Here’s an MSCC article from April 2009 that really summed up the life of the average family car…
‘At mystarcollectorcar we’re not always going to feature cars with new paint, new chrome, rebuilt motors and brand new leases on life-even if the car is a Phoenix.’
This Phoenix will likely never rise and see a city street again.
Sometimes that’s not important.
What’s important is that in 1960 a young farmer named Vern Northey decided that he needed a brand new car to transport his large baby-boomer era family on numerous family related excursions. He came from Chrysler-oriented lineage so this pink and white Dodge 4 door sedan became the new star of the family.
Vern was a practical guy as a full time farmer and electrician so the car is pretty basic but it did come with a V-8 , pushbutton automatic, bumper guards, radio-just enough to ramp up the option list. The Phoenix took the family on many solid vacations and this is where Vern displayed logical genius because trips with the full complement of Northey kids required 2 cars.
The Northey family had a deep roster of rambunctious boys so‚ instead of one 9 passenger station wagon with sound levels approaching a jet engine at takeoff he split the big team into 2 smaller ones and cut the noise and confusion by 50%.

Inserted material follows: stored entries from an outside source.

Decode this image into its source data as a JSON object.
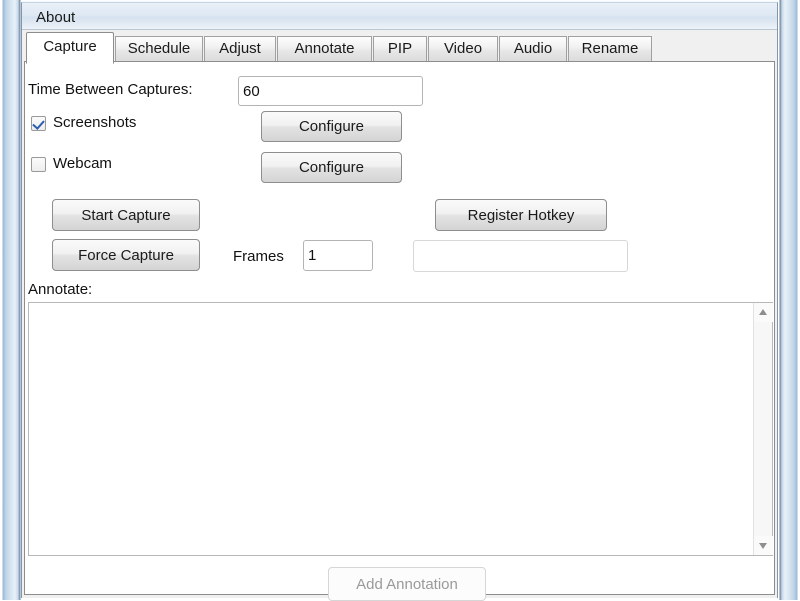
{
  "window": {
    "menu": {
      "about_label": "About"
    }
  },
  "tabs": [
    {
      "label": "Capture",
      "active": true
    },
    {
      "label": "Schedule",
      "active": false
    },
    {
      "label": "Adjust",
      "active": false
    },
    {
      "label": "Annotate",
      "active": false
    },
    {
      "label": "PIP",
      "active": false
    },
    {
      "label": "Video",
      "active": false
    },
    {
      "label": "Audio",
      "active": false
    },
    {
      "label": "Rename",
      "active": false
    }
  ],
  "capture_tab": {
    "time_between_captures": {
      "label": "Time Between Captures:",
      "value": "60",
      "placeholder": ""
    },
    "screenshots": {
      "label": "Screenshots",
      "checked": true,
      "configure_label": "Configure"
    },
    "webcam": {
      "label": "Webcam",
      "checked": false,
      "configure_label": "Configure"
    },
    "start_capture_label": "Start Capture",
    "force_capture_label": "Force Capture",
    "frames": {
      "label": "Frames",
      "value": "1",
      "placeholder": ""
    },
    "register_hotkey_label": "Register Hotkey",
    "hotkey_field": {
      "value": "",
      "placeholder": ""
    },
    "annotate": {
      "label": "Annotate:",
      "value": "",
      "placeholder": ""
    },
    "add_annotation_label": "Add Annotation",
    "add_annotation_disabled": true
  },
  "colors": {
    "window_border": "#6f8aa5",
    "checkbox_check": "#2d5faf",
    "tab_active_bg": "#ffffff",
    "page_bg": "#f0f0f0",
    "disabled_text": "#9a9a9a"
  }
}
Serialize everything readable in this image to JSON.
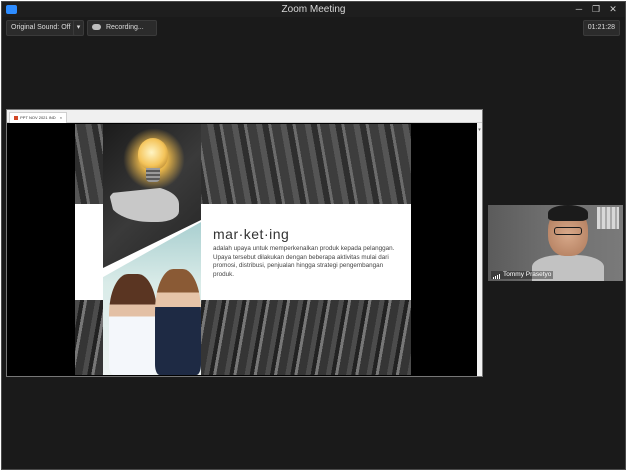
{
  "window": {
    "title": "Zoom Meeting"
  },
  "toolbar": {
    "original_sound_label": "Original Sound: Off",
    "dropdown_caret": "▾",
    "recording_label": "Recording...",
    "timer": "01:21:28"
  },
  "share": {
    "tab_label": "PPT NOV 2021 IND",
    "tab_close": "×",
    "slide": {
      "heading": "mar·ket·ing",
      "body": "adalah upaya untuk memperkenalkan produk kepada pelanggan. Upaya tersebut dilakukan dengan beberapa aktivitas mulai dari promosi, distribusi, penjualan hingga strategi pengembangan produk."
    }
  },
  "participant": {
    "name": "Tommy Prasetyo"
  }
}
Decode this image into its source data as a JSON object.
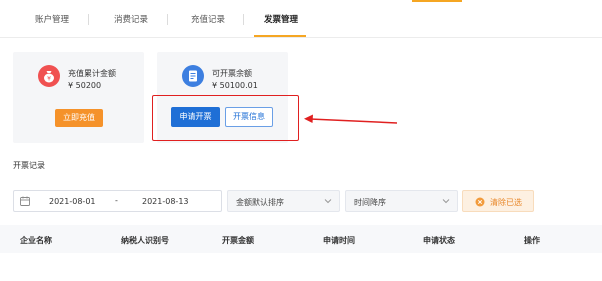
{
  "tabs": [
    {
      "label": "账户管理"
    },
    {
      "label": "消费记录"
    },
    {
      "label": "充值记录"
    },
    {
      "label": "发票管理"
    }
  ],
  "cards": {
    "recharge": {
      "title": "充值累计金额",
      "value": "¥ 50200",
      "icon": "money-bag-icon",
      "color": "#f05151"
    },
    "invoice": {
      "title": "可开票余额",
      "value": "¥ 50100.01",
      "icon": "invoice-icon",
      "color": "#3d7fe0"
    }
  },
  "buttons": {
    "recharge": "立即充值",
    "apply_invoice": "申请开票",
    "invoice_info": "开票信息",
    "clear": "清除已选"
  },
  "section_title": "开票记录",
  "filters": {
    "start_date": "2021-08-01",
    "separator": "-",
    "end_date": "2021-08-13",
    "amount_sort": "金额默认排序",
    "time_sort": "时间降序"
  },
  "table": {
    "columns": [
      "企业名称",
      "纳税人识别号",
      "开票金额",
      "申请时间",
      "申请状态",
      "操作"
    ]
  },
  "colors": {
    "accent": "#f5a623",
    "primary": "#1f6fd6",
    "orange_button": "#f5922a",
    "highlight": "#e02020"
  }
}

Large families are run like a military operation where transportation is the key-this pink Dodge performed flawlessly through years of family special-ops in every season. Things like dentist’s appointments in January, football in September and kid emergencies 24-7, 365 days of the year. Some of the older kids learned to drive in it and every one of them rode in it.
Eventually the “Pink Pig”, as the kids called it, ended up in the hands of Doug, the second oldest in the family. In the early 70s Doug drove it to high school until it was blowing out more smoke than a California wildfire and the Phoenix finally hit retirement age.
Most farmers knew about recycling long before trendy celebrities turned it into an industry so the farm is a place where nothing is thrown out. Things like Dodge Phoenixes are saved for the day that it might be needed-that day rarely, if ever comes so happily enough the family legacy is resting comfortably on the same farm where it began a career as a simple, practical family taxi.
This might sound like heresy to restorers but some cars don’t always have to be restored.
It’s enough that they’re still around and still part of the family.